Судя по заправленным постелям и висящим в изголовьях вафельным полотенцам, одно было обитаемым, а второе нет. На койках лежали только голые полосатые матрацы и подушки без наволочек.
– Ваша спальня, – завел в него подопечных старший сержант. – Оставляйте тут вещи.
– А там кто живет? – кивнул Сафронов на смежную.
– Первый взвод, – ответил Дорошенко. – Он щас на учениях в поле. Я, до сведения, ваш старшина роты.
Затем, что-то сказав дневальному, он отвел всех в столовую. Там на прибывших был оставлен расход[30], и моряки подкрепились мясной рисовой кашей, горячим чаем и ржаным хлебом с маслом.
Во время ужина старший сержант исчез, а потом возник снова. Когда бойцы вернулись в казарму, на каждой кровати лежало постельное белье, а еще Дорошенко извлек из карманов галифе и вручил всем синие петлицы на гимнастерки.
– До отбоя пришить уместе з подворотничками, – нахмурил густые брови. – А то ходите як те партизаны.
Далее он пригласил ребят за собой в каптерку, где новички получили половину чистой простыни на подворотнички. Иголки с нитками у всех имелись. Пока подшивались, ребята выяснили у словоохотливого старшины, что часть дислоцируется рядом с местечком Марьина Горка, в шестидесяти километрах от столицы Белоруссии Минска.

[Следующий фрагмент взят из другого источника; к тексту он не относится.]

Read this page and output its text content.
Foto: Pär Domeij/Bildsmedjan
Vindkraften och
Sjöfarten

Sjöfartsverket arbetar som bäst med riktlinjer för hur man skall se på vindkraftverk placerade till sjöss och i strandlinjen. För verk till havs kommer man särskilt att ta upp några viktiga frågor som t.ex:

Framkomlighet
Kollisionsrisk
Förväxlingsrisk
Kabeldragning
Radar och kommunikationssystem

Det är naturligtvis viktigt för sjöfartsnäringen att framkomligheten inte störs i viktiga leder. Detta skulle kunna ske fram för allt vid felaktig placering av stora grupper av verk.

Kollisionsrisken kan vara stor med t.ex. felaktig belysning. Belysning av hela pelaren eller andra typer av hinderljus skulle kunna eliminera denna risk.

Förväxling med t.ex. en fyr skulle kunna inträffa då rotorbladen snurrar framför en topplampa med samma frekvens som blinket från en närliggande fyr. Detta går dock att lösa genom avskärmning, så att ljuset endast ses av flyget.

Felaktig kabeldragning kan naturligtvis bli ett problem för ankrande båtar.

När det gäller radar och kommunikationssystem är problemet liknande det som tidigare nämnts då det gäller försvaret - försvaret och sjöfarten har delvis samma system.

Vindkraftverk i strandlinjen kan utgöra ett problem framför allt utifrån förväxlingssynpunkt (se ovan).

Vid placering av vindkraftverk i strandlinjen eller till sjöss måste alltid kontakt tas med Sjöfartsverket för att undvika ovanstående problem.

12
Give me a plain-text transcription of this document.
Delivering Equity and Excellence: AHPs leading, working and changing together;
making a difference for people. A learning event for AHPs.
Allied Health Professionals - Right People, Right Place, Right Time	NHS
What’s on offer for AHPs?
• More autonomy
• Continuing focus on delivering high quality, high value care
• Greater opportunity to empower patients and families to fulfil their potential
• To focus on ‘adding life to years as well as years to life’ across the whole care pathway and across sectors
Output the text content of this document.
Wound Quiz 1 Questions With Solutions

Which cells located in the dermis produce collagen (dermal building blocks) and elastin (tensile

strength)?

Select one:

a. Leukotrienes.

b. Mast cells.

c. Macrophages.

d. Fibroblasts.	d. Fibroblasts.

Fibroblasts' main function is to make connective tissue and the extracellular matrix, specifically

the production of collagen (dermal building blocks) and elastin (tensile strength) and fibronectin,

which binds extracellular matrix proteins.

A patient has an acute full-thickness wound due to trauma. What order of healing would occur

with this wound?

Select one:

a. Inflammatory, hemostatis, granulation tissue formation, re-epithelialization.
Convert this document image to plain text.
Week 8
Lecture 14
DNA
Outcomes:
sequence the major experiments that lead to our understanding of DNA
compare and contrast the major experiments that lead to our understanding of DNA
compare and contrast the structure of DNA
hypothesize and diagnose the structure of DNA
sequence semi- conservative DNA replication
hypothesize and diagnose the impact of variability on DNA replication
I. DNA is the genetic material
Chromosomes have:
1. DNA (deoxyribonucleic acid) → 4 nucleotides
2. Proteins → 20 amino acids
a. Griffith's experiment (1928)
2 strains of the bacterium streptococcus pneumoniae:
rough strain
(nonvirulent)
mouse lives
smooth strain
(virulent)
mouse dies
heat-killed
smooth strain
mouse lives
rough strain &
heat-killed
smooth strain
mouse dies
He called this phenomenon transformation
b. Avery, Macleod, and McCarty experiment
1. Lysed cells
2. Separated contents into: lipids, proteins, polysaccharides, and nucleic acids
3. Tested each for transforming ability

– Далековато нас занесло, братва, – даже присвистнул Быков.
Еще Дорошенко (его звали как Чапаева – Василий Иваныч), рассказал, что десантная бригада имеет боевое прошлое. Сформированная в 1938 году, она приняла участие в войне с белофиннами, а еще имела отношение к освобождению Бессарабии в составе Южного фронта от гнета румынских помещиков и капиталистов.
– Так медаль у вас за финскую? – поинтересовался Ивашутин.
– Эгэ ж, – ответил Дорошенко. – Я тогда був командиром отделения, и в поиске мы захватили финского капитана.
А еще моряки выяснили, что в бригаде существуют увольнения, чему весьма обрадовались. Очень уж хотелось побывать в гражданкой обстановке, да и пообщаться с женским полом.
– Белорусские девчата как, симпатичные? – поинтересовался Шаулин.
– Ничо, тикы мелковатые и сиськи малэньки, – ответствовал старший сержант. – Самые лучшие наши хохлушки, есть за шо взяться.
– Ох, я б сейчас взялся, – прищурил зеленые глаза Шаулин. – А ты, Никола? – толкнул локтем Зорина, орудовавшего рядом иголкой.
– Я к девушкам отношусь серьезно, не то, что ты, балаболка, – покраснел Зорин.
– Так и я серьезно, – сделал удивленную рожу Вовка. Кубрик грохнул смехом.
Когда закончили с шитьем и надели гимнастерки, Дорошенко всех построил на среднем проходе и осмотрел. Скрипя по доскам пола хромовыми офицерскими сапогами.
– Вот теперь настоящие бойцы, – довольно крякнул он. А потом достал из нагрудного кармана список и провел вечернюю поверку.
– Теперь всем умываться и отдыхать, – сказал в завершении. – Завтра подъем в шесть. После чего ушел к себе в каптерку.
Ровно в двадцать три ноль-ноль дневальный заорал со своего места «Отбой!» и вырубил на этаже свет, включив ночное освещение. Вскоре в разных концах спальни раздался храп. Диверсанты крепко спали.
На следующее утро, после зарядки и завтрака, в казарме состоялось знакомство с командиром взвода лейтенантом Иванченко. Тот был примерно их лет, подтянутый и спортивного вида. Офицер сообщил, что во взвод будут добавлены еще десять человек из молодого, принявшего присягу пополнения, занятия начнутся после обеда.
– Разрешите вопрос? – поднял вверх руку Андреев.
– Разрешаю.
– А письма домой отсюда писать можно? Не возбраняется?
– Не возбраняется, – чуть улыбнулся офицер. – У нас, кстати, своя почта.
Во второй половине дня все тридцать сидели в одном из учебных классов бригады, и Иванченко знакомил бойцов с азами десантной подготовки. При этом рассказал, что ВДВ – род войск, предназначенный для охвата противника по воздуху и выполнения задач в его тылу по нарушению управления войсками, срыву выдвижения и развертывания резервов, нарушению работы тыла и коммуникаций, а также по прикрытию отдельных направлений, районов, открытых флангов. Блокированию и уничтожению высаженных воздушных десантов, прорвавшихся группировок противника и выполнения других задач. Основным способом его доставки является десантирование как парашютным, так и посадочным порядком. На самолетах или планерах.
Первое применение воздушного десанта в СССР произошло весной 1929-го года. В осаждённом басмачами городе Гарм была высажена с воздуха группа вооружённых красноармейцев, которая при поддержке местных жителей разгромила банду, вторгшуюся из-за границы на территорию Таджикистана.
Лекция впечатлила бойцов, они почувствовали свою значимость.
– Да, – сказал по этому поводу во время перерыва в курилке Николай Зорин. – Десантные войска это тебе ни хухры-мухры. Тут все серьезно, почти как на флоте.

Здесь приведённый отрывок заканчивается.